L’hôtel s’appelait : Angel Hotel. C’était un vieil hôtel, ayant plutôt le caractère d’une pension de famille. Je me souviens que, le soir du jour où mon père, qui m’avait amené, était reparti, la maîtresse de l’hôtel s’approcha de moi maternellement pour consoler ma solitude. Le propriétaire du Clarendon Hotel, où je suis descendu et où il y a une vaste salle à manger avec un orchestre qui joue des valses, n’en ferait certainement pas autant pour un jeune étudiant. J’avais cherché l’Angel Hotel dans mon guide d’Oxford, je ne l’avais point trouvé. À Oxford même, je m’étais enquis. On me répondit qu’il était détruit depuis longtemps. Cependant un vieil Oxonianv à côté duquel le hasard me fait dîner à l’hôtel, me dit que la salle à manger de l’hôtel existe encore, mais qu’elle a été transformée en une grande épicerie, dont le propriétaire a la spécialité de certaine marmelade fort recherchée. C’est par une visite à cette épicerie que, le lendemain de la cérémonie, de bon matin, je commence mon pèlerinage.

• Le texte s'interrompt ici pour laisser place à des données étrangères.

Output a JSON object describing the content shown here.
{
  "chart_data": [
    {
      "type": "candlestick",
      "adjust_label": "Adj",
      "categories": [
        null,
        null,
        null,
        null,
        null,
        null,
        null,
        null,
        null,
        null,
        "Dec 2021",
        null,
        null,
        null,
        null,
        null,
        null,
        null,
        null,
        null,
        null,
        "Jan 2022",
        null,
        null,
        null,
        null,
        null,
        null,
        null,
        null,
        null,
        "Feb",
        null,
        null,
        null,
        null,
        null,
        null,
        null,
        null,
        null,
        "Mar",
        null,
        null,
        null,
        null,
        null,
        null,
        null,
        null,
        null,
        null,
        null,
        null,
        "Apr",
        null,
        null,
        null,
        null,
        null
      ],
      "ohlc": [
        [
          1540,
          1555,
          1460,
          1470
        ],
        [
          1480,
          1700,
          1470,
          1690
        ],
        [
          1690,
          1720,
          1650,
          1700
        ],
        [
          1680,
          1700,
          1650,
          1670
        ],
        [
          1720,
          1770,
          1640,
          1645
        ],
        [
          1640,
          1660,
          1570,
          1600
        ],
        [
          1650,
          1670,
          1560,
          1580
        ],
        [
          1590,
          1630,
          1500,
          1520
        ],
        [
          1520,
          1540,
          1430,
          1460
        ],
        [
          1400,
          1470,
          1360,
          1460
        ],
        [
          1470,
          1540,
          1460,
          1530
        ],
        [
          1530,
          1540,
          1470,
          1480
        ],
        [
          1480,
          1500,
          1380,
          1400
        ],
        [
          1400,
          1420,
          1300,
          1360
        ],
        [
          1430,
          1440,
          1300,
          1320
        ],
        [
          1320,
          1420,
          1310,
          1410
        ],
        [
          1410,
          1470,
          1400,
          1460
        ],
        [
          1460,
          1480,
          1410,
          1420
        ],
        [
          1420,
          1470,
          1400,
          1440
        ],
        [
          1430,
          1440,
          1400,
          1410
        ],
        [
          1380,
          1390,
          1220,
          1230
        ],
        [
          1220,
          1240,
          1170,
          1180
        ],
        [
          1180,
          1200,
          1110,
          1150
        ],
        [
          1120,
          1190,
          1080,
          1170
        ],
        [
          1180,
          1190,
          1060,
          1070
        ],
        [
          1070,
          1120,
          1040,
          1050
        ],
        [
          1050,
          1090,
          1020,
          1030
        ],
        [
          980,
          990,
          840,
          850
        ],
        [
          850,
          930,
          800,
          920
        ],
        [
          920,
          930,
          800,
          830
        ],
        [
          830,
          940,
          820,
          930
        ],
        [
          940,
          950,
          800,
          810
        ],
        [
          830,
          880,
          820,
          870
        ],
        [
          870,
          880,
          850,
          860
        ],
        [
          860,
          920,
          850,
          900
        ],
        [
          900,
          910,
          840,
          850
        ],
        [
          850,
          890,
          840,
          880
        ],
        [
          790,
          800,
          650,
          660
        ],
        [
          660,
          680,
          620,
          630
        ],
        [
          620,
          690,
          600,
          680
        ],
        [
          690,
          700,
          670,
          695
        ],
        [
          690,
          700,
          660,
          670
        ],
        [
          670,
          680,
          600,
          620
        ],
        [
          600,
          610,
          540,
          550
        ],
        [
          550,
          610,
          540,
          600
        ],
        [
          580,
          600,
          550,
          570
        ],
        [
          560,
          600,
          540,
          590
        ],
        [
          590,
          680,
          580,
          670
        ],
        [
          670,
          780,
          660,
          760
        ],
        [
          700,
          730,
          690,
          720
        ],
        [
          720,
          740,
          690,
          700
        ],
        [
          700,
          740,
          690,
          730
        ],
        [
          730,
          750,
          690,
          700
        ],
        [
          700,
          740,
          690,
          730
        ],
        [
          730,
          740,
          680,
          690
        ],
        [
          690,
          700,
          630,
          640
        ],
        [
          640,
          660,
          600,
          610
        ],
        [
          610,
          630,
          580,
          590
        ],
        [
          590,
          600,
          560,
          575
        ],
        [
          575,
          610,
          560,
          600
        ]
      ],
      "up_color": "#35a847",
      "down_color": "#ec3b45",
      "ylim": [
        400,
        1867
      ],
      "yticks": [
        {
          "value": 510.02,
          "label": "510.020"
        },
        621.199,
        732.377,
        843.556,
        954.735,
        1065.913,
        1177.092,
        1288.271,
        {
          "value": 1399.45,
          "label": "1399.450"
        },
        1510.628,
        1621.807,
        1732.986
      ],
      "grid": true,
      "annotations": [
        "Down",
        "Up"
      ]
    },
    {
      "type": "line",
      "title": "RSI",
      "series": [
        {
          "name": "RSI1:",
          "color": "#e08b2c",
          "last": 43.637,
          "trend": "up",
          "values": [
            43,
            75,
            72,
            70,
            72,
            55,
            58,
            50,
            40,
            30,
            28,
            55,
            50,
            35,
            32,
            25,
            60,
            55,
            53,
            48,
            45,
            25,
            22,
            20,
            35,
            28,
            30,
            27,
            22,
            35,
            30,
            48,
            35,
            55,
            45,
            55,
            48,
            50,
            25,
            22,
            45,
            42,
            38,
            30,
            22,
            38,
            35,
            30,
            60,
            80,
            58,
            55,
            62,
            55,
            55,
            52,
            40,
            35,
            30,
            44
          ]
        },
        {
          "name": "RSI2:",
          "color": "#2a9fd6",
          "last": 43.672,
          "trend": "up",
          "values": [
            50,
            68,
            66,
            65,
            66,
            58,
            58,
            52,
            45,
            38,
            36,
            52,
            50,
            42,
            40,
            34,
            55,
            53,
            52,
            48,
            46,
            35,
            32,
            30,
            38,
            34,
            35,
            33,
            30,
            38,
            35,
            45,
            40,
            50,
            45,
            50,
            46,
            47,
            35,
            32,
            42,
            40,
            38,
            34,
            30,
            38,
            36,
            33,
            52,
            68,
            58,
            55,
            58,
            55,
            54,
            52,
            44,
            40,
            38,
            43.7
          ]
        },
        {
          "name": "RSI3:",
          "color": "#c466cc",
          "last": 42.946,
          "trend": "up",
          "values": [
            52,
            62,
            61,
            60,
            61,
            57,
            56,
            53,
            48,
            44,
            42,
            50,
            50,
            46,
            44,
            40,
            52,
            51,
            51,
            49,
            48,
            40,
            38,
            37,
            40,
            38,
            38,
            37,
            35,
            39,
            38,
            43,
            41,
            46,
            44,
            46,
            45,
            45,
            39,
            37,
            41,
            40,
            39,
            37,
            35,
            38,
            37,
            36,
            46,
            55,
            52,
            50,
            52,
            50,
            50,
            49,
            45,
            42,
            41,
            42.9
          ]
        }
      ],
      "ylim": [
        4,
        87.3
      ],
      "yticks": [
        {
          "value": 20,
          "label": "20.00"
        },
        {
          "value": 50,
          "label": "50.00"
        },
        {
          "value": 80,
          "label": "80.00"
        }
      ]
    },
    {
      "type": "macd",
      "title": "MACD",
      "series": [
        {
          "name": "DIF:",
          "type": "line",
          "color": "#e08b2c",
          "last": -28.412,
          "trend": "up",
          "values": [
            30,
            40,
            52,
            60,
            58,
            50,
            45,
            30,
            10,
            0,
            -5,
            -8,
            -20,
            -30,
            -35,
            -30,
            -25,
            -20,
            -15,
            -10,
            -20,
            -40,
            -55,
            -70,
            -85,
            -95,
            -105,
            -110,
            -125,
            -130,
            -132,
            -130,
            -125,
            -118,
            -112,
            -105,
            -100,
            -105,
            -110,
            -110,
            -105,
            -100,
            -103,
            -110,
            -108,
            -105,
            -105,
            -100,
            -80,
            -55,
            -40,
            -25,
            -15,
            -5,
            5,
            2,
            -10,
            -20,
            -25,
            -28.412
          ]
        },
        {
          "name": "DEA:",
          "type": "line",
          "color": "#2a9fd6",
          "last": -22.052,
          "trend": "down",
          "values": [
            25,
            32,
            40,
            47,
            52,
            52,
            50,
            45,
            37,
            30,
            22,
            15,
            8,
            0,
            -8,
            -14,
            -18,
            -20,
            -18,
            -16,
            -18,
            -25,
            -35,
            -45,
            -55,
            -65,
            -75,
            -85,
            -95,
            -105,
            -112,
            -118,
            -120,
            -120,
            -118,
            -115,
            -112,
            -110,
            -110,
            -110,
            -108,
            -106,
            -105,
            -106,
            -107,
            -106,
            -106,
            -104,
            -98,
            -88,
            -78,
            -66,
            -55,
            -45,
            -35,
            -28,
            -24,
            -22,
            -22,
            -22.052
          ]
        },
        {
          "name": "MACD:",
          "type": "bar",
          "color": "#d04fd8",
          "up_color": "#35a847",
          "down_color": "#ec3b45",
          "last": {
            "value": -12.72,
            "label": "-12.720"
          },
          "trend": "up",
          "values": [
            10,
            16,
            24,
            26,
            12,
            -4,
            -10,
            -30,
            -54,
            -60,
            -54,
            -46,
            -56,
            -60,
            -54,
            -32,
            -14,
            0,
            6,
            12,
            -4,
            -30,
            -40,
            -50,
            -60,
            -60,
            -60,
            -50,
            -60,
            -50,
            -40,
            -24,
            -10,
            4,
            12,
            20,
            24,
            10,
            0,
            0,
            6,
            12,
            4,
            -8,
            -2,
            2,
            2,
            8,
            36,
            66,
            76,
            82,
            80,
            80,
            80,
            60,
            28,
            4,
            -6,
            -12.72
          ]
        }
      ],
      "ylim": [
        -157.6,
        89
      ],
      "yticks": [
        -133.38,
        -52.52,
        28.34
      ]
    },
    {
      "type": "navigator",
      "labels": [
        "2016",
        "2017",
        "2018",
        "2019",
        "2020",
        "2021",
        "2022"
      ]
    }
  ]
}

On m’avait exactement renseigné. L’épicerie est bien installée dans les dépendances de l’hôtel ; le patron me fait admirer, non sans quelque orgueil quatre colonnes de simili-marbre jaune qui décoraient l’ancienne salle à manger de l’hôtel, qu’il a conservées ; fort obligeamment même, il dérange un certain nombre de pots de marmelade pour me faire voir le vieux papier gaufré qui n’a pas été enlevé. Je m’en vais très satisfait d’avoir ainsi retrouvé quelques vestiges de mon ancien hôtel et enviant un pays où même les épiciers ont le respect du passé.

Une chose me tenait beaucoup plus à cœur : c’était de retrouver la maison où j’avais passé quelques mois chez un tuteur. Cette maison s’appelait : Grand Pont House. J’étais bien sûr de retrouver l’emplacement car elle était située au-delà d’un pont jeté sur un des bras de la Tamise dont Oxford est enserré et qui s’appelle : Folley Bridge. Mais je tremblais qu’elle aussi n’eût été démolie, ce qui, pour moi, eût marqué davantage encore que la démolition de l’Angel Hotel la fuite du temps. C’est ma première impression lorsque, ayant franchi Folley Bridge, j’aperçois d’assez vilaines constructions, moitié en planches, moitié en plâtre, sur le bord même de la rivière.